Friday, August 28, and Saturday, August 29
Downtown Iowa City IA
An exciting new project featuring outdoor installations of projected video art, the Open Air Media Festival will take place on August 28 and 29 in multiple locations throughout downtown Iowa City, with curator and media artist Zen Cohen working with video, new-media, and performance artists to present four site-specific projected installations and a mobile projection unit that the public will be invited to visit throughout both evenings.
The practice of intervening public spaces and architectural facades with video projections has long been used by artists from Portland to New York. It is a ready-made answer for the time of social distancing, and a desire for communal art experiences. This project transforms the city into a stage for art – illuminating new ways of experiencing cities through the act of projecting light – and acts as a forum for local artists and media makers to imagine their work outside the bounds of a gallery and reach new audiences where they are.
Using the platform and community of Public Space One to expand its audiences beyond the Northside neighborhood, the Open Art Media Festival is designed to create ephemeral events that expand the notion of public art and inspire new relationships to sound and moving images, with the participating artists in the fest including Anaïs Duplan, Jake Jones, Caitlin Mary Margarett, and the team of Dan Fine and Dana Keeton.
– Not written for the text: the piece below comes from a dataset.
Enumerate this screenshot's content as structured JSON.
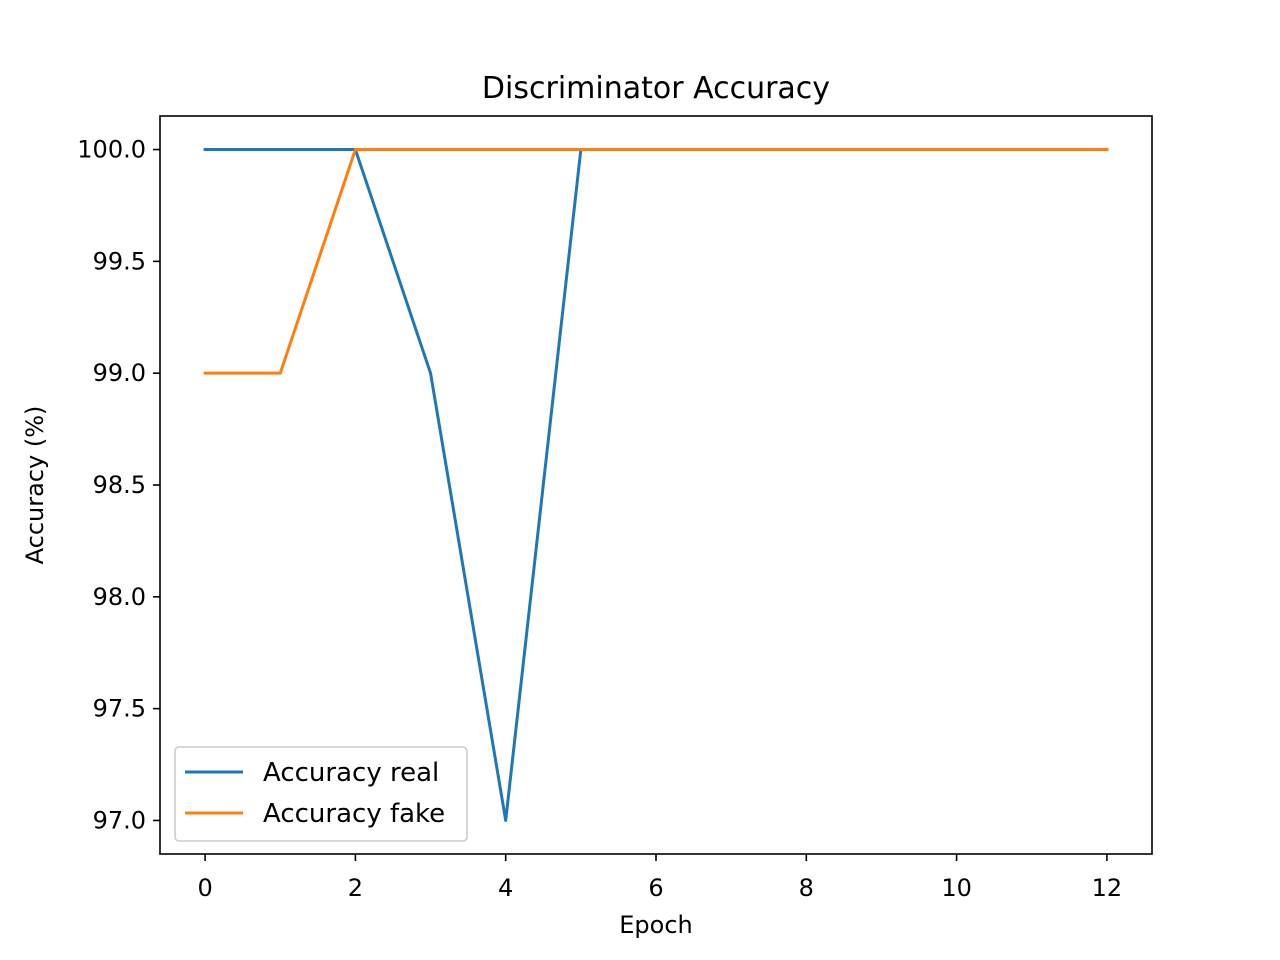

Duplan's video works have been exhibited by Flux Factory, Daata Editions, the 13th Baltic Triennial in Lithuania, Mathew Gallery, NeueHouse, the Paseo Project, and will be exhibited at the Institute of Contemporary Art in L.A in 2021. As an independent curator, he has facilitated curatorial projects in Chicago, Boston, Santa Fe, and Reykjavík, and was a 2017-2019 joint Public Programs fellow at the Museum of Modern Art and the Studio Museum in Harlem. Jones is a third-year MFA student in Intermedia at the University of Iowa, and creates art that moves between performance, video, and sound art contexts. Jones' research interests include experimental radio, sound as a community-building device, and queer identity.
Margarett, over the past year, has had her work has been shown throughout the Midwest, at Louisiana State University for the Queeramics Symposium, and in Ceramics Monthly, Emergency Index V. 8, and Aesthetica Magazine. She is currently preparing for her research trip and solo show in Berlin, and lives and works in Cedar Rapids. And Fine and Keeton combine live mandala creation, projection mapping, real-time video, and music by percussion ensemble Loop 2.4.3. for their 20-minute performance Impermanence. Informed by our shared experiences during the pandemic, Impermanence contemplates cycles of change, repetition, creation, destruction, loss and regeneration.
The August 28 and 29 Open Air Media Festival, with projects running throughout both evenings, will take place at fixed locations in downtown Iowa City – Public Space One (229 North Gilbert Street), Iowa City Press Co-op (225 North Gilbert Street), and Media Arts Co-op (206 Lafayette Street) – with works also shown in the alley between Dubuque and Linn Streets. In consideration of COVID-19, organizers ask that patrons follow Iowa City’s mandate of wearing a mask in public while also maintaining a six-foot distance from others, as well as the artists. The sonic component for each installation will also be broadcast over radio station KRUI throughout the weekend program, creating safe viewing opportunities from vehicles.